第1章 1.検討の背景及び目的

 「気候変動に関する政府間パネル(注3)(IPCC)」は、平成19年のノーベル平和賞受賞の大きなきっかけとなった第4次評価報告書第1作業部会報告書において、「気候システムの温暖化は疑う余地がない。このことは、大気や海洋の世界平均温度の上昇、雪氷の広範囲にわたる融解、世界平均海面水位の上昇が観測されていることから今や明白である。」と述べている。ノーベル平和賞の受賞は、地球温暖化に関する世界の議論に対し、長年に亘る科学者の地球観測の成果により得られた客観的な科学的根拠をもってその見解を提示したことが評価されたものである。
 更に、同報告書第2作業部会報告書は、「最も厳しい緩和努力をもってしても、今後数十年間の気候変動の更なる影響を回避することはできないため、その適応は、特に短期的な影響への対処において不可欠となる。」と述べており、気候変動への適応の重要性が指摘されている。また、第3次評価報告書以来、気候変動の影響に関する研究数は大きく増加し、データセットの質も改善されたものの、観測データや文献の地理的分布に偏りがあり、特に開発途上国においてこれらの不足が目立つことを指摘している。

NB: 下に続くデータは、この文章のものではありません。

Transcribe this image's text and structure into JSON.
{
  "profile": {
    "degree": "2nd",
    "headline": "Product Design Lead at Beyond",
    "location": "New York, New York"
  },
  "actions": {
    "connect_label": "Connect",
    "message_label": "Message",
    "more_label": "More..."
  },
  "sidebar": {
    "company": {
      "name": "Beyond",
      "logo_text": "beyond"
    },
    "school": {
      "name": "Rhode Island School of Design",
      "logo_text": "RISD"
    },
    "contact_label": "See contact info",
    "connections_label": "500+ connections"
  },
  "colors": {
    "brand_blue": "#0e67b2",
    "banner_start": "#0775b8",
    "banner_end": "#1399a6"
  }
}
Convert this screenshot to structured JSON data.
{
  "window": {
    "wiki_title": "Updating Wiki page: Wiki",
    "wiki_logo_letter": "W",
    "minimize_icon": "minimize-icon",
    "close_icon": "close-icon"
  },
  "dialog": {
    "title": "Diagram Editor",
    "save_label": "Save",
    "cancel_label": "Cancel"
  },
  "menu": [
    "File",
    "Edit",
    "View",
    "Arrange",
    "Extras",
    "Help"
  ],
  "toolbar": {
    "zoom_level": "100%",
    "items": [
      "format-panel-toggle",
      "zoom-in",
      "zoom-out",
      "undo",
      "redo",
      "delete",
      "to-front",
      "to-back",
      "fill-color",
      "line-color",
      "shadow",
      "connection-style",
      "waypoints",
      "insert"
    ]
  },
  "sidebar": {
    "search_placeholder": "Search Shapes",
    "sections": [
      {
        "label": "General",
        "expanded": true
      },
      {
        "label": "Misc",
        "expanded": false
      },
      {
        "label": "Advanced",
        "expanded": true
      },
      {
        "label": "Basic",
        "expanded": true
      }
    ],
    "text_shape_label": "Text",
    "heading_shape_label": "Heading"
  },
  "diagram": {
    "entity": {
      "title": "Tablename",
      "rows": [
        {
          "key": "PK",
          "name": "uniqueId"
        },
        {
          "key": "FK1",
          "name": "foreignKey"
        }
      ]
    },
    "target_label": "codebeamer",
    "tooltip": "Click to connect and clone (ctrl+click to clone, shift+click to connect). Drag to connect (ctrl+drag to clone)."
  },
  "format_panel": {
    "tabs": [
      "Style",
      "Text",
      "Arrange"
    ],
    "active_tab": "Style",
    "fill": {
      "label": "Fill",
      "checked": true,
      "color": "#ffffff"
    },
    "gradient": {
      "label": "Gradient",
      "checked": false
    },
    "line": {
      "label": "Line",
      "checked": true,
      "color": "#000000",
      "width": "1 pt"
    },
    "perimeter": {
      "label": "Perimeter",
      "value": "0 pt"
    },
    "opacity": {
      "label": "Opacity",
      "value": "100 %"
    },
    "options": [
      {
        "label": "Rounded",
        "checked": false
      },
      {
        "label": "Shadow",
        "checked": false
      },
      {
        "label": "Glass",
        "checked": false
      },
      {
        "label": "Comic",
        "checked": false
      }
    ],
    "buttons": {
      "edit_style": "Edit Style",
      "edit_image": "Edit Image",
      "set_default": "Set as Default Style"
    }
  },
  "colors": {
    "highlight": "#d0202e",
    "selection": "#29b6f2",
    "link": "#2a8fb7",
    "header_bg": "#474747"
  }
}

 この様な状況下において、衛星観測、海洋観測及び陸域観測並びに地球環境の予測といった取組や、これらにより得られたデータを有用情報として提供する役割が、今後もますます大きくなっていくことは明確である。
 昨年11月に南アフリカのケープタウンで開催された第4回地球観測サミット(注4)では、気候変動をはじめとする地球観測の国際的な連携の強化等が合意されている。また、同年12月にインドネシアのバリ島で開催された「気候変動に関する国際連合枠組条約(UNFCCC)(注5)第13回締約国会議(COP13)」では、条約の下に平成25年以降の枠組み等を議論する新たな検討の場を設け、平成21年末までに作業を終えることなどが合意された。
 本年6月に開催されたG8科学技術大臣会合では、議長サマリーにおいて、「気候変動のメカニズムを明快に理解することを可能とする観点から、最新の科学技術を用いた全地球観測、予測、データ共有の重要性が指摘された。我々は、国連の専門機関プログラム(WMO、UNEP、IPCC)及び全球地球観測システム(GEOSS)を通じて、努力を積み重ねることをコミットした。」とされた。また、同年7月に開催されたG8北海道洞爺湖サミットでは、環境・気候変動が主要テーマの一つとして取り上げられ、首脳宣言において、「地球観測データに対する需要の増大に応えるため、我々は、優先分野、とりわけ気候変動及び水資源管理に関し、観測、予測及びデータ共有を強化することにより、国連専門機関の事業を基礎とした全球地球観測システム(GEOSS)の枠内の努力を加速化する。我々はまた、地球観測における開発途上国のキャパシティ・ビルディングを支援するとともに、相互運用性及び他のパートナーとの連携を促進する。」ことが合意されるなど、気候変動問題に対する地球観測への期待が一層高まってきているところである。本章においてはこのような動きを受け、気候変動とその影響を監視・予測するための観測体制の在り方を示すこととする。